The challenge of overfitting emerges when a neural network boasts an excessive number of layers or when the training dataset is inadequately small. This results in an AI model that becomes excessively precise within the confines of the training data, rendering it unsuitable for the generalization of results in subsequent analyses. In our case, the disease in question is a rarity, making it impractical to amass a substantial volume of data. Nevertheless, we sourced data from several hospitals within the Helsinki University Hospital region, utilizing a variety of radiograph machines, and the primary input data was in that sense notably heterogeneous. This diversity may facilitate a broader application of our findings. However, we acknowledge that additional research in clinical settings is essential to enable the clinical use of the model. Furthermore, we were diligent in ensuring that our images did not feature overrepresented elements unrelated to the subject under examination, such as casts or hospital labels in the context of disease cases. We did not have a separate validation set to test DL model’s performance which is an obvious limitation in our study and may have resulted in an overfitted DL model. The use of separate validation set would not have been feasible regarding our binary outcome in Aiforia platform. However, in Aiforia platform, the algorithm learning process prematurely stops if the learning curve enters the plateau phase, and AI engines are unable to learn anything significantly new. Hence, early stopping is a build-in feature to prevent overfitting. In addition, parameter “iterations without progress” was kept as default (100 iterations), thus avoiding any extra iterative steps in the training process that may lead towards overfitting. Total area error was not zero in our training set which also argues against overfitted algorithm.

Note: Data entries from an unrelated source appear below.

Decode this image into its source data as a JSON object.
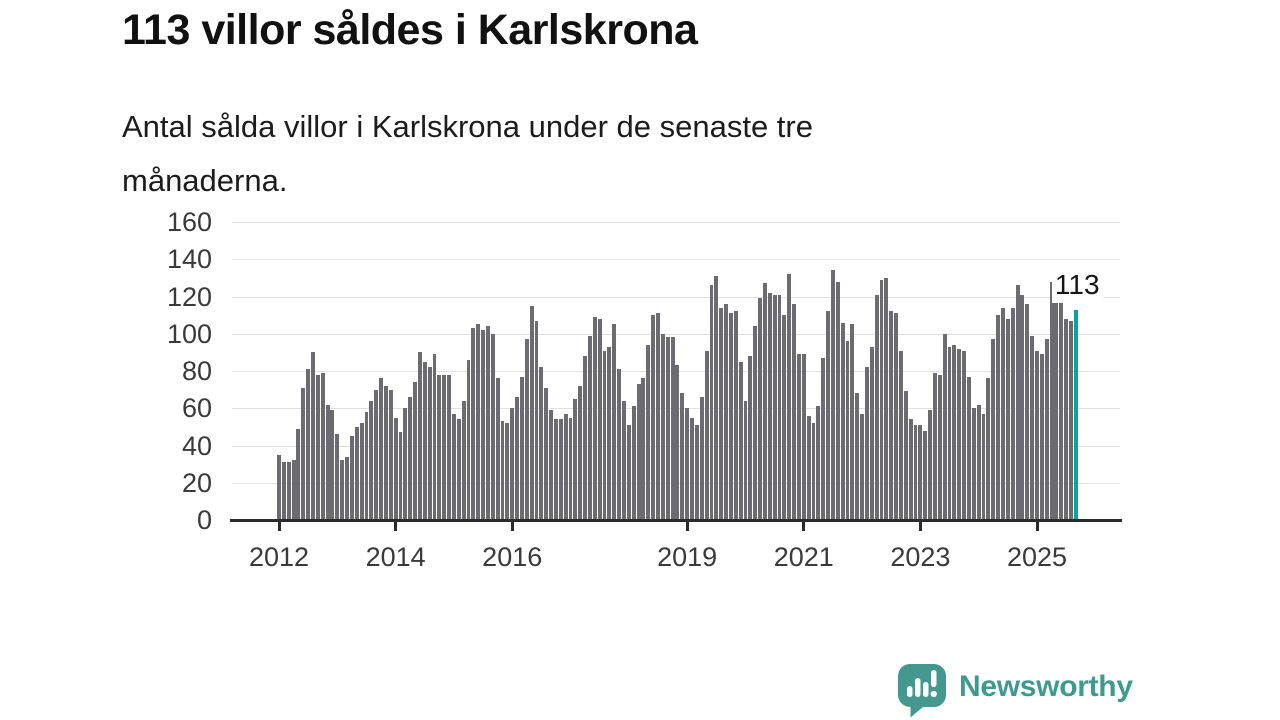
{
  "header": {
    "title": "113 villor såldes i Karlskrona",
    "subtitle_lines": [
      "Antal sålda villor i Karlskrona under de senaste tre",
      "månaderna."
    ]
  },
  "chart_data": {
    "type": "bar",
    "title": "113 villor såldes i Karlskrona",
    "subtitle": "Antal sålda villor i Karlskrona under de senaste tre månaderna.",
    "frequency": "monthly",
    "start": "2012-01",
    "end": "2025-09",
    "values": [
      35,
      31,
      31,
      32,
      49,
      71,
      81,
      90,
      78,
      79,
      62,
      59,
      46,
      32,
      34,
      45,
      50,
      52,
      58,
      64,
      70,
      76,
      72,
      70,
      55,
      47,
      60,
      66,
      74,
      90,
      85,
      82,
      89,
      78,
      78,
      78,
      57,
      54,
      64,
      86,
      103,
      105,
      102,
      104,
      100,
      76,
      53,
      52,
      60,
      66,
      77,
      97,
      115,
      107,
      82,
      71,
      59,
      54,
      54,
      57,
      55,
      65,
      72,
      88,
      99,
      109,
      108,
      91,
      93,
      105,
      81,
      64,
      51,
      61,
      73,
      76,
      94,
      110,
      111,
      100,
      98,
      98,
      83,
      68,
      60,
      55,
      51,
      66,
      91,
      126,
      131,
      114,
      116,
      111,
      112,
      85,
      64,
      88,
      104,
      119,
      127,
      122,
      121,
      121,
      110,
      132,
      116,
      89,
      89,
      56,
      52,
      61,
      87,
      112,
      134,
      128,
      106,
      96,
      105,
      68,
      57,
      82,
      93,
      121,
      129,
      130,
      112,
      111,
      91,
      69,
      54,
      51,
      51,
      48,
      59,
      79,
      78,
      100,
      93,
      94,
      92,
      91,
      77,
      60,
      62,
      57,
      76,
      97,
      110,
      114,
      108,
      114,
      126,
      121,
      116,
      99,
      91,
      89,
      97,
      128,
      120,
      118,
      108,
      107,
      113
    ],
    "highlight": {
      "index": 164,
      "value": 113,
      "label": "113",
      "color": "#0ba3a0"
    },
    "bar_color": "#6b6b71",
    "grid_color": "#e0e0e0",
    "axis_color": "#2b2b2b",
    "ylim": [
      0,
      160
    ],
    "y_ticks": [
      0,
      20,
      40,
      60,
      80,
      100,
      120,
      140,
      160
    ],
    "x_ticks": [
      {
        "label": "2012",
        "month_index": 0
      },
      {
        "label": "2014",
        "month_index": 24
      },
      {
        "label": "2016",
        "month_index": 48
      },
      {
        "label": "2019",
        "month_index": 84
      },
      {
        "label": "2021",
        "month_index": 108
      },
      {
        "label": "2023",
        "month_index": 132
      },
      {
        "label": "2025",
        "month_index": 156
      }
    ],
    "xlabel": "",
    "ylabel": "",
    "grid": true,
    "legend": false
  },
  "footer": {
    "brand": "Newsworthy",
    "brand_color": "#3e9a8f",
    "logo_color": "#45988f"
  }
}
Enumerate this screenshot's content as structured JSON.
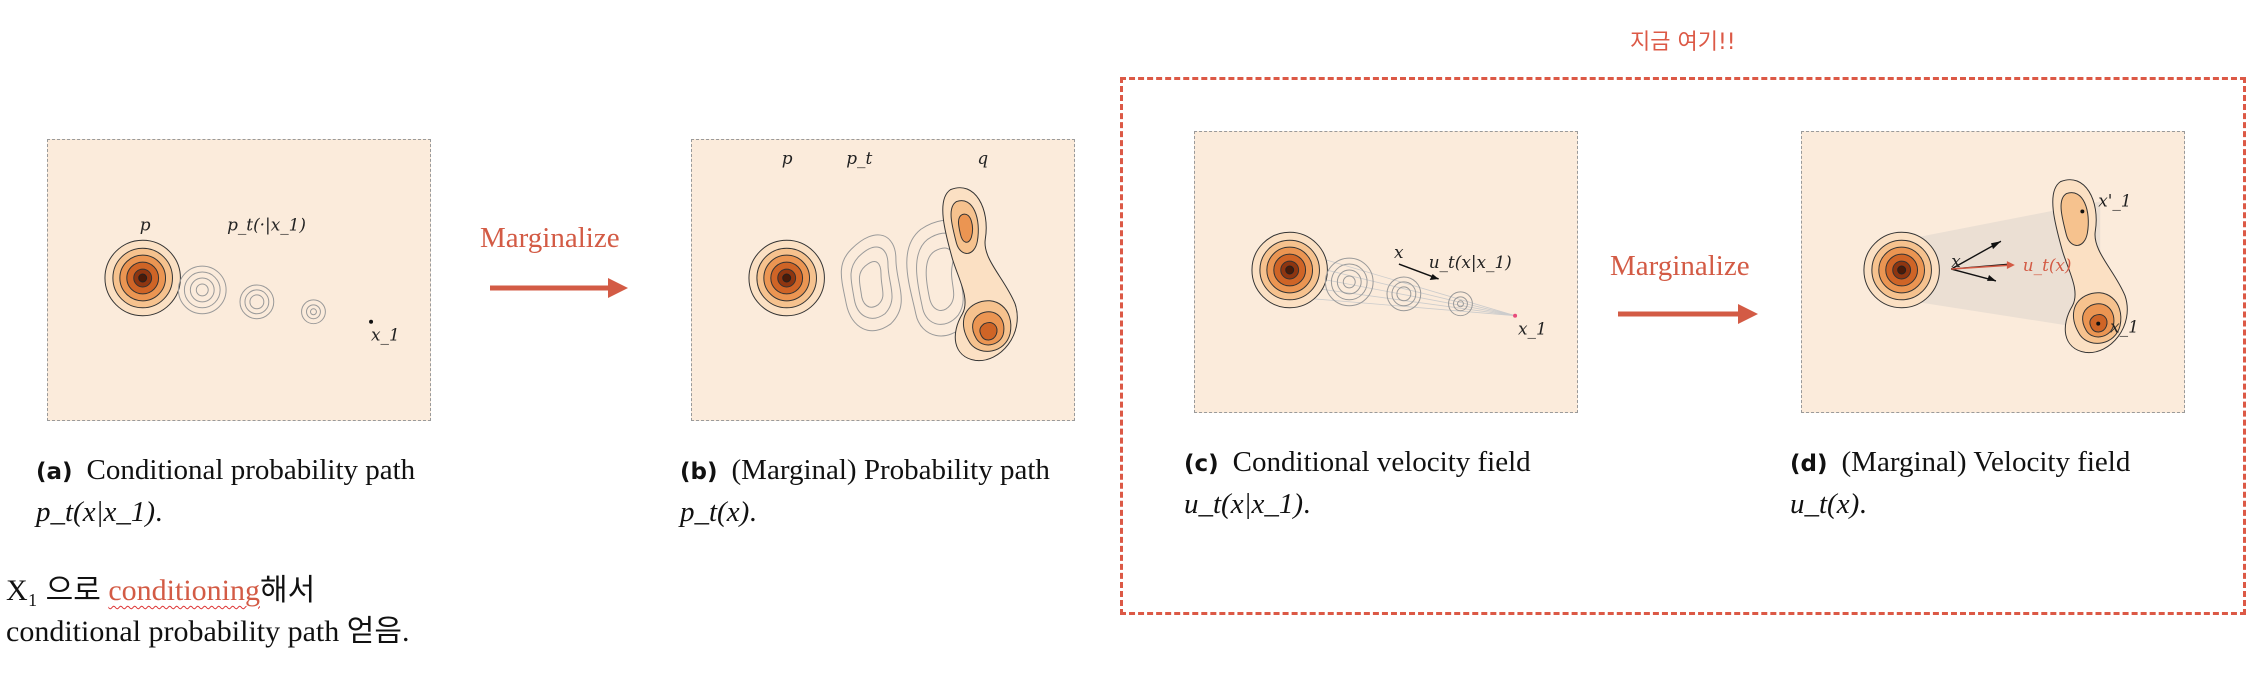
{
  "panels": {
    "a": {
      "tag": "(a)",
      "caption_text": "Conditional probability path",
      "caption_math": "p_t(x|x_1)",
      "label_p": "p",
      "label_pt": "p_t(·|x_1)",
      "label_x1": "x_1"
    },
    "b": {
      "tag": "(b)",
      "caption_text": "(Marginal) Probability path",
      "caption_math": "p_t(x)",
      "label_p": "p",
      "label_pt": "p_t",
      "label_q": "q"
    },
    "c": {
      "tag": "(c)",
      "caption_text": "Conditional velocity field",
      "caption_math": "u_t(x|x_1)",
      "label_x": "x",
      "label_u": "u_t(x|x_1)",
      "label_x1": "x_1"
    },
    "d": {
      "tag": "(d)",
      "caption_text": "(Marginal) Velocity field",
      "caption_math": "u_t(x)",
      "label_x": "x",
      "label_u": "u_t(x)",
      "label_x1p": "x'_1",
      "label_x1": "x_1"
    }
  },
  "arrows": {
    "left_label": "Marginalize",
    "right_label": "Marginalize"
  },
  "highlight_box": {
    "label": "지금 여기!!"
  },
  "note": {
    "line1_prefix": "X₁ 으로 ",
    "line1_red": "conditioning",
    "line1_suffix": "해서",
    "line2": "conditional probability path 얻음."
  },
  "colors": {
    "accent": "#dc5946",
    "panel_bg": "#fbebdb",
    "contour_dark": "#4a1a08",
    "contour_mid": "#e07a35",
    "contour_light": "#f6c894"
  }
}
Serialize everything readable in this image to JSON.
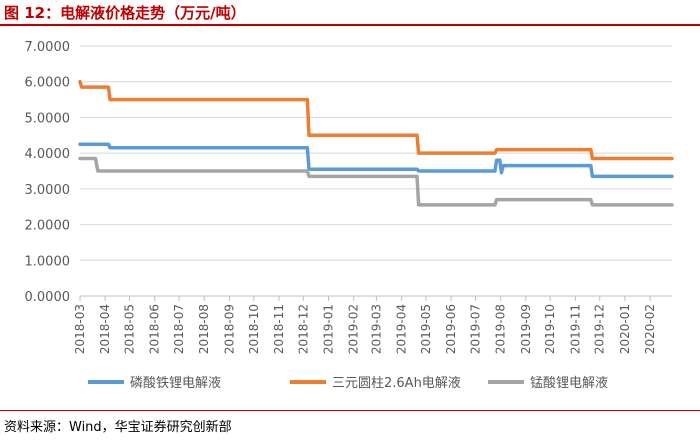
{
  "figure": {
    "title": "图 12：电解液价格走势（万元/吨）",
    "source": "资料来源：Wind，华宝证券研究创新部"
  },
  "colors": {
    "title": "#c00000",
    "grid": "#d9d9d9",
    "axis": "#bfbfbf",
    "text": "#595959"
  },
  "chart_data": {
    "type": "line",
    "title": "",
    "xlabel": "",
    "ylabel": "",
    "ylim": [
      0,
      7
    ],
    "yticks": [
      "0.0000",
      "1.0000",
      "2.0000",
      "3.0000",
      "4.0000",
      "5.0000",
      "6.0000",
      "7.0000"
    ],
    "grid": "horizontal",
    "legend_position": "bottom",
    "x_start": "2018-03",
    "x_end": "2020-02-28",
    "categories": [
      "2018-03",
      "2018-04",
      "2018-05",
      "2018-06",
      "2018-07",
      "2018-08",
      "2018-09",
      "2018-10",
      "2018-11",
      "2018-12",
      "2019-01",
      "2019-02",
      "2019-03",
      "2019-04",
      "2019-05",
      "2019-06",
      "2019-07",
      "2019-08",
      "2019-09",
      "2019-10",
      "2019-11",
      "2019-12",
      "2020-01",
      "2020-02"
    ],
    "series": [
      {
        "name": "磷酸铁锂电解液",
        "color": "#5b9bd5",
        "points": [
          [
            "2018-03-01",
            4.25
          ],
          [
            "2018-04-05",
            4.25
          ],
          [
            "2018-04-07",
            4.15
          ],
          [
            "2018-12-06",
            4.15
          ],
          [
            "2018-12-08",
            3.55
          ],
          [
            "2019-04-20",
            3.55
          ],
          [
            "2019-04-22",
            3.5
          ],
          [
            "2019-07-25",
            3.5
          ],
          [
            "2019-07-27",
            3.8
          ],
          [
            "2019-07-31",
            3.8
          ],
          [
            "2019-08-02",
            3.45
          ],
          [
            "2019-08-04",
            3.65
          ],
          [
            "2019-11-20",
            3.65
          ],
          [
            "2019-11-22",
            3.35
          ],
          [
            "2020-02-28",
            3.35
          ]
        ]
      },
      {
        "name": "三元圆柱2.6Ah电解液",
        "color": "#ed7d31",
        "points": [
          [
            "2018-03-01",
            6.0
          ],
          [
            "2018-03-03",
            5.85
          ],
          [
            "2018-04-05",
            5.85
          ],
          [
            "2018-04-07",
            5.5
          ],
          [
            "2018-12-06",
            5.5
          ],
          [
            "2018-12-08",
            4.5
          ],
          [
            "2019-04-20",
            4.5
          ],
          [
            "2019-04-22",
            4.0
          ],
          [
            "2019-07-25",
            4.0
          ],
          [
            "2019-07-27",
            4.1
          ],
          [
            "2019-11-20",
            4.1
          ],
          [
            "2019-11-22",
            3.85
          ],
          [
            "2020-02-28",
            3.85
          ]
        ]
      },
      {
        "name": "锰酸锂电解液",
        "color": "#a5a5a5",
        "points": [
          [
            "2018-03-01",
            3.85
          ],
          [
            "2018-03-20",
            3.85
          ],
          [
            "2018-03-23",
            3.5
          ],
          [
            "2018-12-06",
            3.5
          ],
          [
            "2018-12-08",
            3.35
          ],
          [
            "2019-04-20",
            3.35
          ],
          [
            "2019-04-22",
            2.55
          ],
          [
            "2019-07-25",
            2.55
          ],
          [
            "2019-07-27",
            2.7
          ],
          [
            "2019-11-20",
            2.7
          ],
          [
            "2019-11-22",
            2.55
          ],
          [
            "2020-02-28",
            2.55
          ]
        ]
      }
    ]
  }
}
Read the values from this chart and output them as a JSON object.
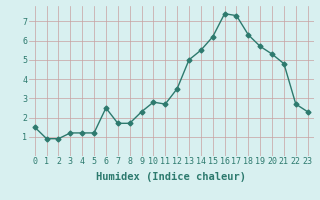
{
  "x": [
    0,
    1,
    2,
    3,
    4,
    5,
    6,
    7,
    8,
    9,
    10,
    11,
    12,
    13,
    14,
    15,
    16,
    17,
    18,
    19,
    20,
    21,
    22,
    23
  ],
  "y": [
    1.5,
    0.9,
    0.9,
    1.2,
    1.2,
    1.2,
    2.5,
    1.7,
    1.7,
    2.3,
    2.8,
    2.7,
    3.5,
    5.0,
    5.5,
    6.2,
    7.4,
    7.3,
    6.3,
    5.7,
    5.3,
    4.8,
    2.7,
    2.3
  ],
  "line_color": "#2d7a6e",
  "bg_color": "#d8f0f0",
  "grid_color_major": "#c8a0a0",
  "grid_color_minor": "#c8d8d8",
  "xlabel": "Humidex (Indice chaleur)",
  "ylim": [
    0,
    7.8
  ],
  "xlim": [
    -0.5,
    23.5
  ],
  "yticks": [
    1,
    2,
    3,
    4,
    5,
    6,
    7
  ],
  "xticks": [
    0,
    1,
    2,
    3,
    4,
    5,
    6,
    7,
    8,
    9,
    10,
    11,
    12,
    13,
    14,
    15,
    16,
    17,
    18,
    19,
    20,
    21,
    22,
    23
  ],
  "xtick_labels": [
    "0",
    "1",
    "2",
    "3",
    "4",
    "5",
    "6",
    "7",
    "8",
    "9",
    "10",
    "11",
    "12",
    "13",
    "14",
    "15",
    "16",
    "17",
    "18",
    "19",
    "20",
    "21",
    "22",
    "23"
  ],
  "marker": "D",
  "marker_size": 2.5,
  "line_width": 1.0,
  "tick_fontsize": 6,
  "xlabel_fontsize": 7.5
}
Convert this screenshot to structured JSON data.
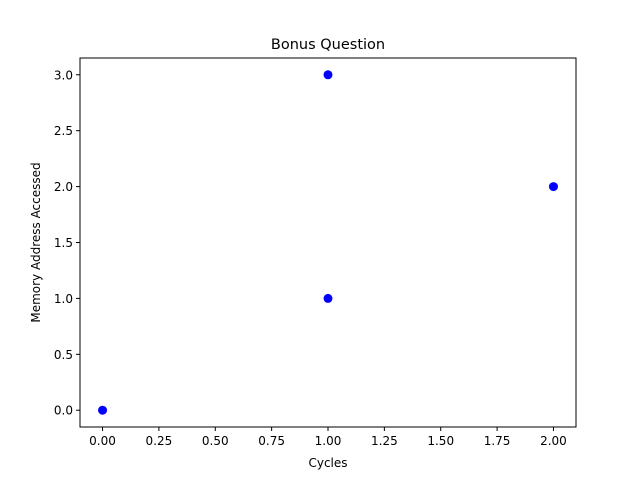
{
  "chart_data": {
    "type": "scatter",
    "title": "Bonus Question",
    "xlabel": "Cycles",
    "ylabel": "Memory Address Accessed",
    "points": [
      {
        "x": 0,
        "y": 0
      },
      {
        "x": 1,
        "y": 1
      },
      {
        "x": 1,
        "y": 3
      },
      {
        "x": 2,
        "y": 2
      }
    ],
    "xlim": [
      -0.1,
      2.1
    ],
    "ylim": [
      -0.15,
      3.15
    ],
    "xticks": [
      0.0,
      0.25,
      0.5,
      0.75,
      1.0,
      1.25,
      1.5,
      1.75,
      2.0
    ],
    "xtick_labels": [
      "0.00",
      "0.25",
      "0.50",
      "0.75",
      "1.00",
      "1.25",
      "1.50",
      "1.75",
      "2.00"
    ],
    "yticks": [
      0.0,
      0.5,
      1.0,
      1.5,
      2.0,
      2.5,
      3.0
    ],
    "ytick_labels": [
      "0.0",
      "0.5",
      "1.0",
      "1.5",
      "2.0",
      "2.5",
      "3.0"
    ],
    "grid": false,
    "marker_color": "#0000ff"
  }
}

In conclusion, our DL model may be of clinical use in the future to assist in screening for this rare disease. There are two relevant problems regarding diagnostics of AVN of the lunate. Many general practitioners do not know that this disease exists and hence would not suspect it, and stage I is not visible in radiographs to the human eye. Our model can hopefully overcome both problems in the future. As usual, additional training and testing data are of great value when developing DL models for a rare condition. In particular, more data are needed to determine if the model can truly differentiate Lichtman stage I AVN from radiographs. External validation of the model and a prospective pilot study are needed to determine if the model works in different settings and can be generalized into clinical scenarios.